Reviewed by Rupak Datta, MD PhD, Section of Infectious Diseases, Yale School of Medicine
According to two recent studies of hospitalized patients in the United States and the United Kingdom, electronic antimicrobial stewardship tools may optimize antibiotic prescribing among inpatients.
Graber and colleagues developed a visualization tool that allowed for comparison of antimicrobial use among 8 Veterans Affairs (VA) facilities of similar complexity. The visualization tool consisted of interactive web-based antimicrobial dashboard and standardized antimicrobial usage report. This visualization tool was coupled with a monthly learning collaborative. The authors compared the percent change in average monthly antimicrobial use with a pre-post (2014-2016 vs 2016-2018) design with segmented regression and external comparison with 118 uninvolved control facilities. Intervention sites showed a 2.1% decrease (95% CI: -5.7% to 1.6%) in total antimicrobial use pre-post intervention vs 2.5% increase (95% CI, 0.8% to 4.1%) in control facilities. Reductions were observed in anti-MRSA (absolute difference = 4.7% [11.3% decrease versus 6.6% decrease], p=0.92) and antipseudomonal (absolute difference 7.0% [3.4% decrease vs 3.6% increase, p=0.18) antimicrobial use at intervention versus control facilities. Limitations of this work include the non-random selection of intervention sites, inability to analyze individual components of the visualization tool, and inability to attribute causality to the intervention. Nevertheless, this study underscores the importance of electronic antimicrobial stewardship tools with peer comparison.
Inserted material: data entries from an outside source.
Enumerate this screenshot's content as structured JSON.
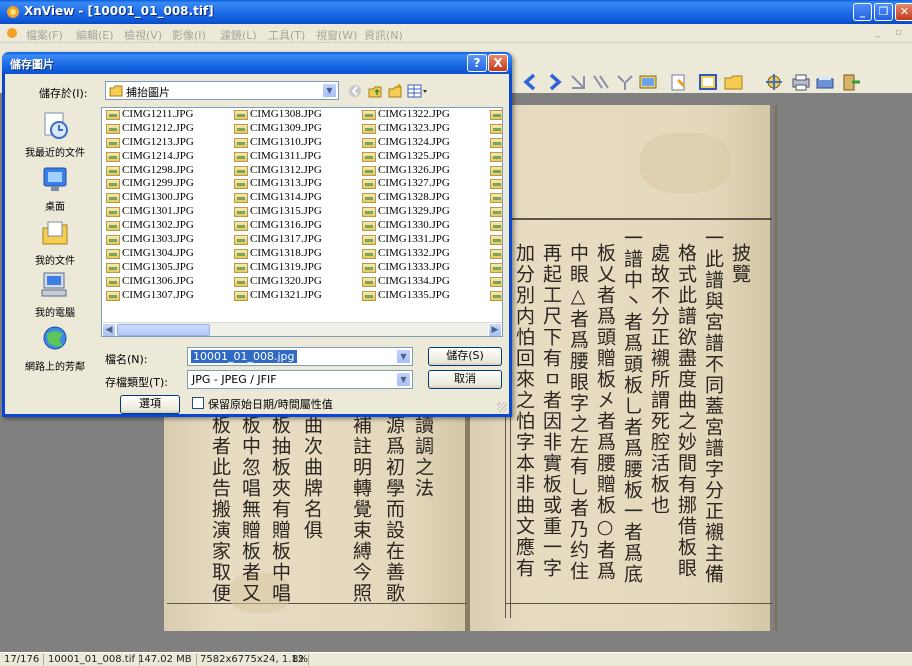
{
  "window": {
    "title": "XnView - [10001_01_008.tif]",
    "menu": [
      "檔案(F)",
      "編輯(E)",
      "檢視(V)",
      "影像(I)",
      "濾鏡(L)",
      "工具(T)",
      "視窗(W)",
      "資訊(N)"
    ],
    "mdi_controls": "_ ▫"
  },
  "dialog": {
    "title": "儲存圖片",
    "help_label": "?",
    "close_label": "X",
    "save_in_label": "儲存於(I):",
    "save_in_value": "捕抬圖片",
    "places": [
      "我最近的文件",
      "桌面",
      "我的文件",
      "我的電腦",
      "網路上的芳鄰"
    ],
    "files": [
      [
        "CIMG1211.JPG",
        "CIMG1212.JPG",
        "CIMG1213.JPG",
        "CIMG1214.JPG",
        "CIMG1298.JPG",
        "CIMG1299.JPG",
        "CIMG1300.JPG",
        "CIMG1301.JPG",
        "CIMG1302.JPG",
        "CIMG1303.JPG",
        "CIMG1304.JPG",
        "CIMG1305.JPG",
        "CIMG1306.JPG",
        "CIMG1307.JPG"
      ],
      [
        "CIMG1308.JPG",
        "CIMG1309.JPG",
        "CIMG1310.JPG",
        "CIMG1311.JPG",
        "CIMG1312.JPG",
        "CIMG1313.JPG",
        "CIMG1314.JPG",
        "CIMG1315.JPG",
        "CIMG1316.JPG",
        "CIMG1317.JPG",
        "CIMG1318.JPG",
        "CIMG1319.JPG",
        "CIMG1320.JPG",
        "CIMG1321.JPG"
      ],
      [
        "CIMG1322.JPG",
        "CIMG1323.JPG",
        "CIMG1324.JPG",
        "CIMG1325.JPG",
        "CIMG1326.JPG",
        "CIMG1327.JPG",
        "CIMG1328.JPG",
        "CIMG1329.JPG",
        "CIMG1330.JPG",
        "CIMG1331.JPG",
        "CIMG1332.JPG",
        "CIMG1333.JPG",
        "CIMG1334.JPG",
        "CIMG1335.JPG"
      ]
    ],
    "filename_label": "檔名(N):",
    "filename_value": "10001_01_008.jpg",
    "filetype_label": "存檔類型(T):",
    "filetype_value": "JPG - JPEG / JFIF",
    "save_button": "儲存(S)",
    "cancel_button": "取消",
    "options_button": "選項",
    "keep_date_label": "保留原始日期/時間屬性值"
  },
  "page_text": {
    "right_columns": [
      "一此譜與宮譜不同蓋宮譜字分正襯主備",
      "格式此譜欲盡度曲之妙間有挪借板眼",
      "處故不分正襯所謂死腔活板也",
      "一譜中丶者爲頭板乚者爲腰板一者爲底",
      "板乂者爲頭贈板㐅者爲腰贈板○者爲",
      "中眼△者爲腰眼字之左有乚者乃约住",
      "再起工尺下有ㅁ者因非實板或重一字",
      "加分別内怕回來之怕字本非曲文應有"
    ],
    "right_marginal": "披覽",
    "left_columns": [
      "讀調之法",
      "源爲初學而設在善歌",
      "補註明轉覺束縛今照",
      "曲次曲牌名俱",
      "板抽板夾有贈板中唱",
      "板中忽唱無贈板者又",
      "板者此告搬演家取便"
    ]
  },
  "status": [
    "17/176",
    "10001_01_008.tif",
    "147.02 MB",
    "7582x6775x24, 1.12",
    "8%"
  ]
}
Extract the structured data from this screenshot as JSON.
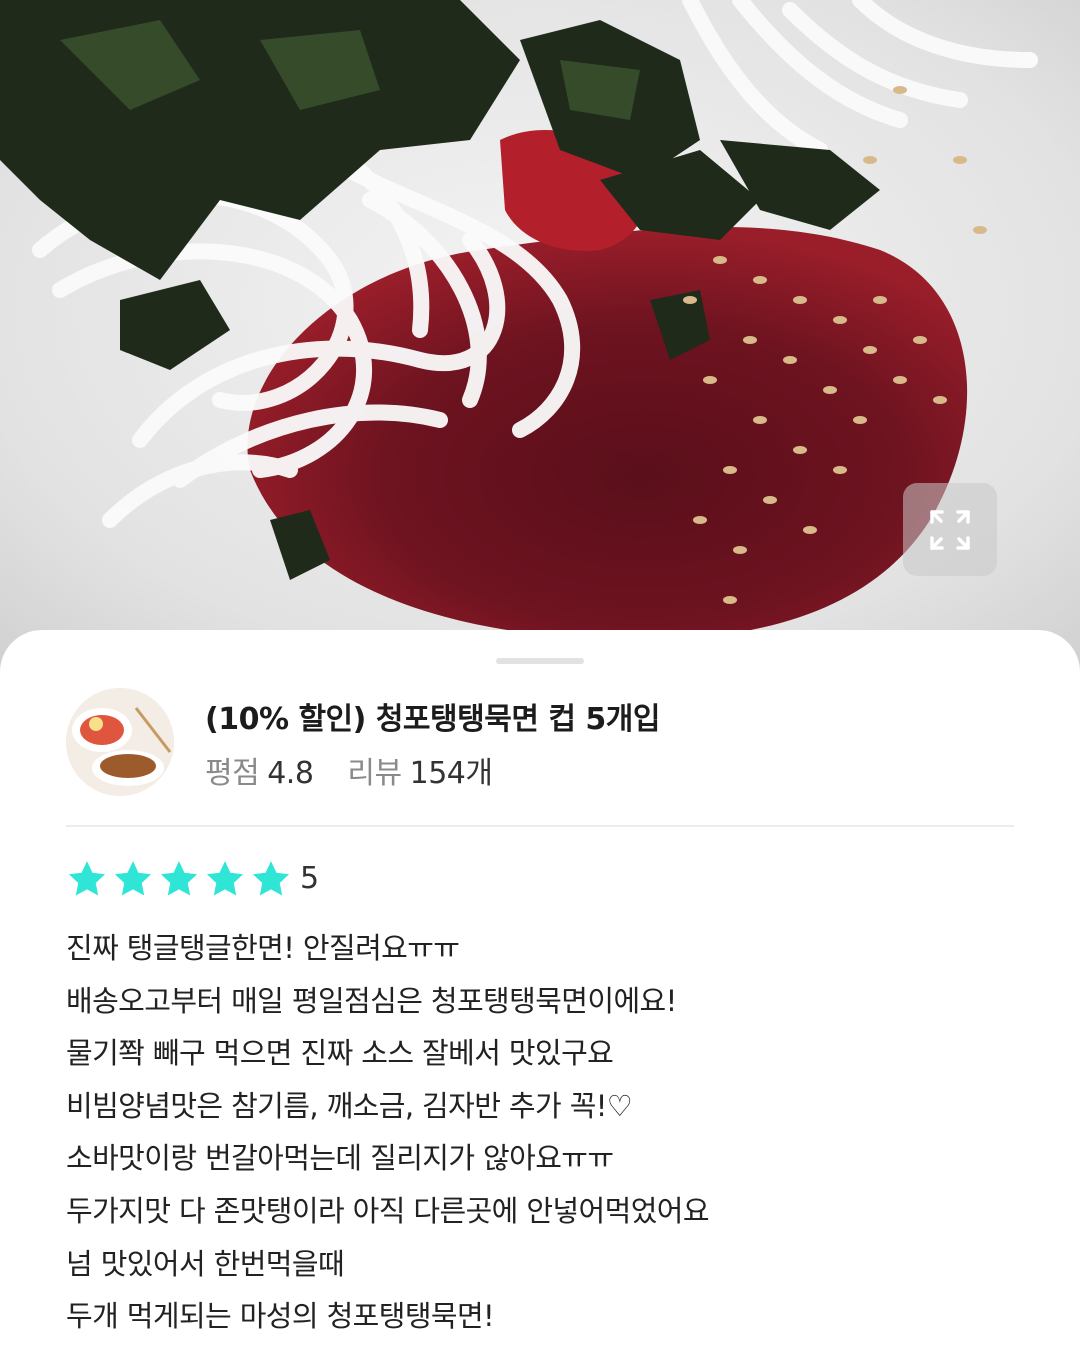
{
  "photo": {
    "expand_icon": "expand-icon"
  },
  "product": {
    "title": "(10% 할인) 청포탱탱묵면 컵 5개입",
    "rating_label": "평점",
    "rating_value": "4.8",
    "review_label": "리뷰",
    "review_count": "154개"
  },
  "review": {
    "star_color": "#2fe6d6",
    "stars": 5,
    "score": "5",
    "lines": [
      "진짜 탱글탱글한면! 안질려요ㅠㅠ",
      "배송오고부터 매일 평일점심은 청포탱탱묵면이에요!",
      "물기쫙 빼구 먹으면 진짜 소스 잘베서 맛있구요",
      "비빔양념맛은 참기름, 깨소금, 김자반 추가 꼭!♡",
      "소바맛이랑 번갈아먹는데 질리지가 않아요ㅠㅠ",
      "두가지맛 다 존맛탱이라 아직 다른곳에 안넣어먹었어요",
      "넘 맛있어서 한번먹을때",
      "두개 먹게되는 마성의 청포탱탱묵면!"
    ]
  }
}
Moran and colleagues evaluated the accuracy of an open-source machine learning algorithm to predict antibiotic resistance within 48 hours of hospital admission. Between 2010 and 2016, patients with E. coli, K. pneumonaie, or P. aeruginosa isolated from blood or urine specimens in Birmingham, UK were identified. Their demographic, microbiological, and prescription data were used to train an open-source machine learning algorithm called XGBoost to predict resistance to co-amoxiclav and piperacillin/tazobactam. Predictors of resistance and a point-scoring tool were generated using multivariate analysis and compared to the performance of the original prescribers. Overall, there were 15,695 admissions during the study period. The machine-learning system performed statistically but marginally better (AUC 0.70) than medical staff in the selection of appropriate antibiotics and could have reduced the use of unnecessary broad-spectrum antibiotics by as much as 40% among those given co-amoxiclav, piperacillin/tazobactam or carbapenems. In contrast, the AUC for the point-scoring tools ranged from 0.61 to 0.67 and performed no better than medical staff in the selection of antibiotics. Although validation studies are required, these findings hold promise in the use of machine learning to promote antimicrobial stewardship in hospital settings. Machine learning algorithms may help clinicians predict antimicrobial resistance among hospitalized patients presenting with Gram-negative infections associated with bloodstream or urinary sources.
References
Graber CJ, Jones MM, Goetz MB, et al. Decreases in Antimicrobial Use Associated With Multihospital Implementation of Electronic Antimicrobial Stewardship Tools. Clinical infectious diseases: an official publication of the Infectious Diseases Society of America. 2020; 71: 1168-76.
Moran E, Robinson E, Green C, Keeling M and Collyer B. Towards personalized guidelines: using machine-learning algorithms to guide antimicrobial selection. Journal of Antimicrobial Chemotherapy. 2020; 75: 2677-80.